Note, this is not affirming “cultural neutrality” as if all cultural forms are inherently good. Instead, we affirm with Henry Van Til that “Culture is religion externalized.”[8] That is, culture is simply the superstructure of religious beliefs. The question is whether those religious and cultural beliefs are consistent or contrary to Scripture.
1. Bad Contextualization
Under-Contextualization is Bad Contextualization
Under-contextualization is bad contextualization because it treats non-essentials as if they were essential. It is overly rigid and prescriptive on cultural matters that ought to be treated with flexibility. So for example, in many Eastern cultures, it is customary to remove your shoes when you enter someone’s home. The same applies to religious services.

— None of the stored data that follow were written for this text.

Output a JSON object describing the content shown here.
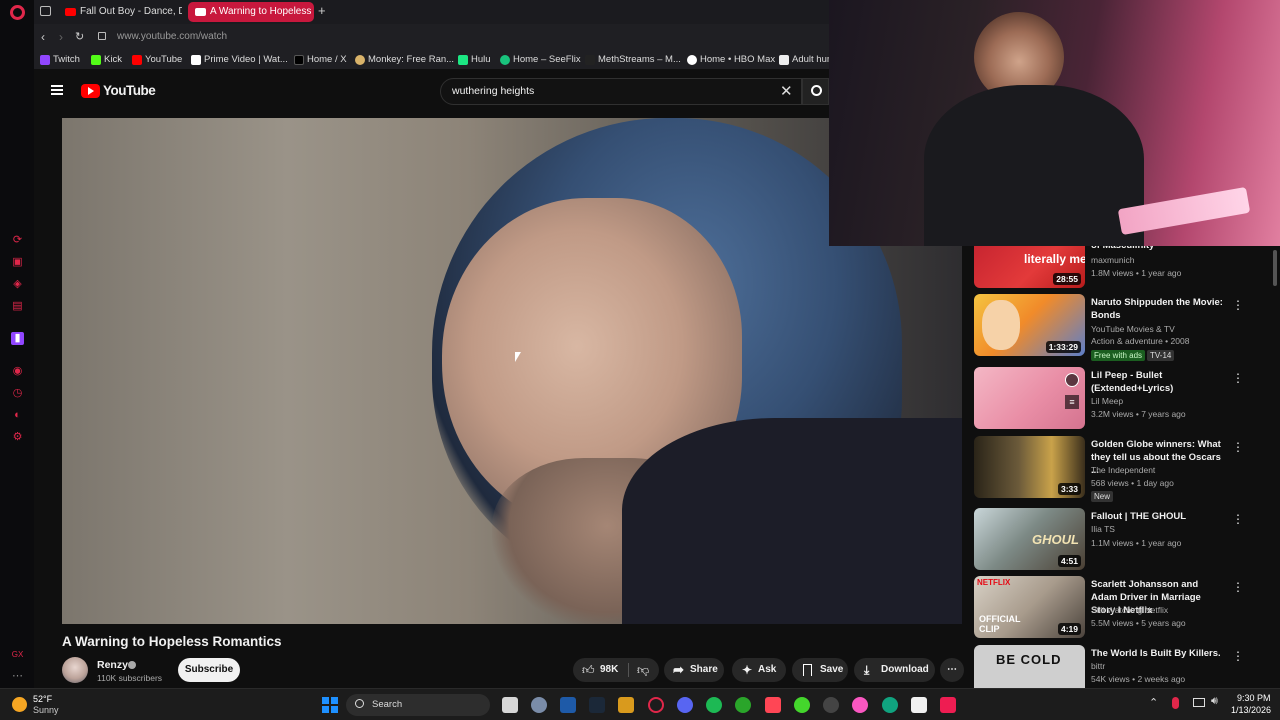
{
  "browser": {
    "tabs": [
      {
        "label": "Fall Out Boy - Dance, Danc"
      },
      {
        "label": "A Warning to Hopeless Ro"
      }
    ],
    "new_tab": "+",
    "url": "www.youtube.com/watch",
    "bookmarks": [
      "Twitch",
      "Kick",
      "YouTube",
      "Prime Video | Wat...",
      "Home / X",
      "Monkey: Free Ran...",
      "Hulu",
      "Home – SeeFlix",
      "MethStreams – M...",
      "Home • HBO Max",
      "Adult hun"
    ]
  },
  "youtube": {
    "logo": "YouTube",
    "search_value": "wuthering heights",
    "video": {
      "title": "A Warning to Hopeless Romantics",
      "channel": "Renzy",
      "subscribers": "110K subscribers",
      "subscribe_label": "Subscribe",
      "likes": "98K",
      "share": "Share",
      "ask": "Ask",
      "save": "Save",
      "download": "Download"
    },
    "recommendations": [
      {
        "title": "of Masculinity",
        "channel": "maxmunich",
        "meta": "1.8M views • 1 year ago",
        "duration": "28:55",
        "thumb_text": "literally me."
      },
      {
        "title": "Naruto Shippuden the Movie: Bonds",
        "channel": "YouTube Movies & TV",
        "meta": "Action & adventure • 2008",
        "duration": "1:33:29",
        "badge1": "Free with ads",
        "badge2": "TV-14"
      },
      {
        "title": "Lil Peep - Bullet (Extended+Lyrics)",
        "channel": "Lil Meep",
        "meta": "3.2M views • 7 years ago"
      },
      {
        "title": "Golden Globe winners: What they tell us about the Oscars ...",
        "channel": "The Independent",
        "meta": "568 views • 1 day ago",
        "duration": "3:33",
        "badge1": "New"
      },
      {
        "title": "Fallout | THE GHOUL",
        "channel": "Ilia TS",
        "meta": "1.1M views • 1 year ago",
        "duration": "4:51",
        "thumb_text": "GHOUL"
      },
      {
        "title": "Scarlett Johansson and Adam Driver in Marriage Story l Netflix",
        "channel": "Still Watching Netflix",
        "meta": "5.5M views • 5 years ago",
        "duration": "4:19",
        "thumb_text": "OFFICIAL CLIP",
        "thumb_brand": "NETFLIX"
      },
      {
        "title": "The World Is Built By Killers.",
        "channel": "bittr",
        "meta": "54K views • 2 weeks ago",
        "thumb_text": "BE COLD"
      }
    ]
  },
  "taskbar": {
    "weather_temp": "52°F",
    "weather_desc": "Sunny",
    "search": "Search",
    "time": "9:30 PM",
    "date": "1/13/2026"
  },
  "colors": {
    "opera_red": "#e0274a",
    "yt_red": "#ff0000",
    "tab_active": "#c8183d"
  }
}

Insisting on keeping your shoes on when entering someone’s home or gathering for worship, would be an example of under contextualization, since it involves blatantly ignoring local customs and values on a matter that Scripture does not address.
One of the dangers of under-contextualization is that you are binding consciences where Scripture doesn’t bind them. In their book Conscience , Andy Naselli and J.D. Crowley discuss this issue at length in their chapter, “How Should You Relate to People in Other Cultures When Your Consciences Disagree?” As they explain, unless the missionary distinguishes his own cultural values from the teachings of Scripture, they are likely to face misunderstandings and frustration.[9] For example, “American missionaries internalize deeply held moral ideas about punctuality, egalitarianism, individual rights, privacy, cleanliness ,etc., which derive much more clearly from their culture than from the Scriptures.”[10] If you cannot learn to distinguish between your own cultural values and the teachings of Scripture, you will not be well-suited for the missions field.

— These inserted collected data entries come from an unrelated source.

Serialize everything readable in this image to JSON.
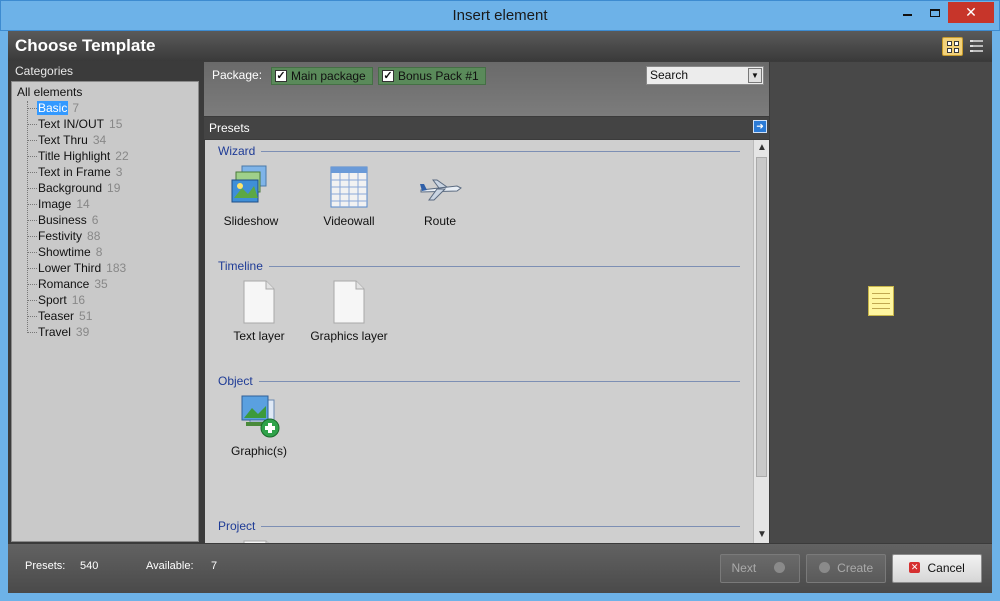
{
  "window": {
    "title": "Insert element"
  },
  "header": {
    "title": "Choose Template"
  },
  "categories": {
    "heading": "Categories",
    "root": "All elements",
    "items": [
      {
        "label": "Basic",
        "count": "7",
        "selected": true
      },
      {
        "label": "Text IN/OUT",
        "count": "15"
      },
      {
        "label": "Text Thru",
        "count": "34"
      },
      {
        "label": "Title Highlight",
        "count": "22"
      },
      {
        "label": "Text in Frame",
        "count": "3"
      },
      {
        "label": "Background",
        "count": "19"
      },
      {
        "label": "Image",
        "count": "14"
      },
      {
        "label": "Business",
        "count": "6"
      },
      {
        "label": "Festivity",
        "count": "88"
      },
      {
        "label": "Showtime",
        "count": "8"
      },
      {
        "label": "Lower Third",
        "count": "183"
      },
      {
        "label": "Romance",
        "count": "35"
      },
      {
        "label": "Sport",
        "count": "16"
      },
      {
        "label": "Teaser",
        "count": "51"
      },
      {
        "label": "Travel",
        "count": "39"
      }
    ]
  },
  "package": {
    "label": "Package:",
    "options": [
      {
        "label": "Main package",
        "checked": true
      },
      {
        "label": "Bonus Pack #1",
        "checked": true
      }
    ],
    "search_value": "Search"
  },
  "presets": {
    "heading": "Presets",
    "groups": {
      "wizard": {
        "title": "Wizard",
        "items": [
          "Slideshow",
          "Videowall",
          "Route"
        ]
      },
      "timeline": {
        "title": "Timeline",
        "items": [
          "Text layer",
          "Graphics layer"
        ]
      },
      "object": {
        "title": "Object",
        "items": [
          "Graphic(s)"
        ]
      },
      "project": {
        "title": "Project"
      }
    }
  },
  "footer": {
    "presets_label": "Presets:",
    "presets_value": "540",
    "available_label": "Available:",
    "available_value": "7",
    "next_label": "Next",
    "create_label": "Create",
    "cancel_label": "Cancel"
  },
  "colors": {
    "accent_selection": "#3399ff",
    "group_title": "#1e3b96",
    "package_chip": "#5a8a5a",
    "cancel_icon": "#d63030",
    "window_frame": "#6db2e8"
  }
}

Under-contextualization especially characterized nineteenth century missions. As Vern Poythress explains, “Some nineteenth-century missionaries made the mistake of thinking that the task of missionary work was to “civilize the heathen” and make them Europeans; Christianizing was part of the total package of civilizing.” The problem is, Poythress explains, is that “That extreme view obviously does not respect the diversity of cultures, and makes a mistake analogous to requiring Gentiles to become Jews.”[11]
→ Discussion Question : What are some of the dangers of under-contextualization?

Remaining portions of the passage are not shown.